We will undertake an individual patient data (IPD) meta-analysis to assess the impact of exercise-based cardiac rehabilitation in patients with heart failure with preserved ejection fraction (HFpEF) on mortality and hospitalization and quality of life of exercise-based cardiac rehabilitation according to patient characteristics: age, sex, ethnicity, New York Heart Association functional class, ischemic etiology, ejection fraction, and exercise capacity. Despite emerging evidence supporting exercise training in HFpEF, uncertainties remain in the interpretation and understanding of this evidence base. Clinicians and health care providers seek definitive estimates of impact on mortality, hospitalization and health-related quality of life (HRQoL). This work is, therefore, important as HFpEF treatment options are evolving; however, efficacy of some medications is equivocal, so optimizing exercise rehabilitation is vital.

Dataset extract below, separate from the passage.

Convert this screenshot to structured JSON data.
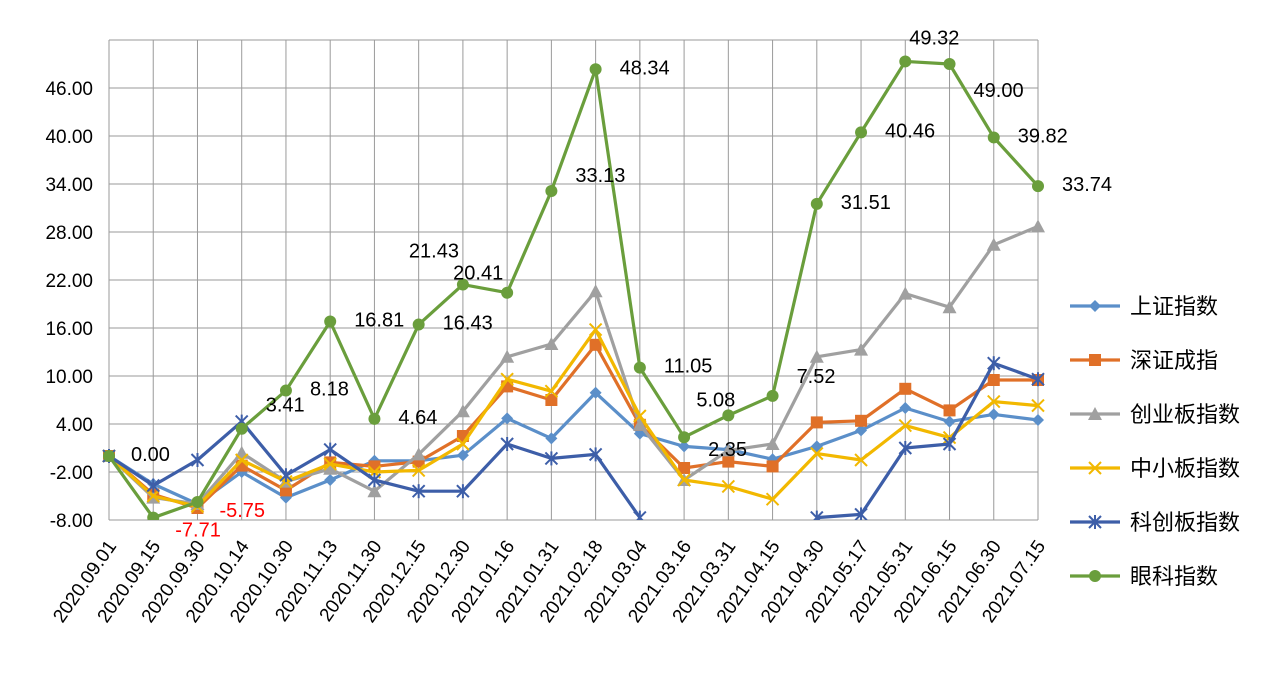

We conducted a systematic search to identify randomized trials of exercise training for at least 3 weeks compared with no exercise control with 6-month follow up or longer, providing IPD time to event on mortality or hospitalization (all-cause or heart failure-specific). IPD will be combined into a single dataset. We will use Cox proportional hazards models to investigate the effect of exercise-based cardiac rehabilitation and the interactions between exercise-based cardiac rehabilitation and participant characteristics. We will use a mix of one-stage and two-stage models. Original IPD will be requested from the authors of all eligible trials; we will check original data and compile a master dataset. IPD meta-analyses will be conducted using a one-step approach where the IPD from all studies are modeled simultaneously while accounting for the clustering of participants with studies.
We expect our analyses to show improved mortality, hospitalization, cardiorespiratory fitness, and health-related quality of life.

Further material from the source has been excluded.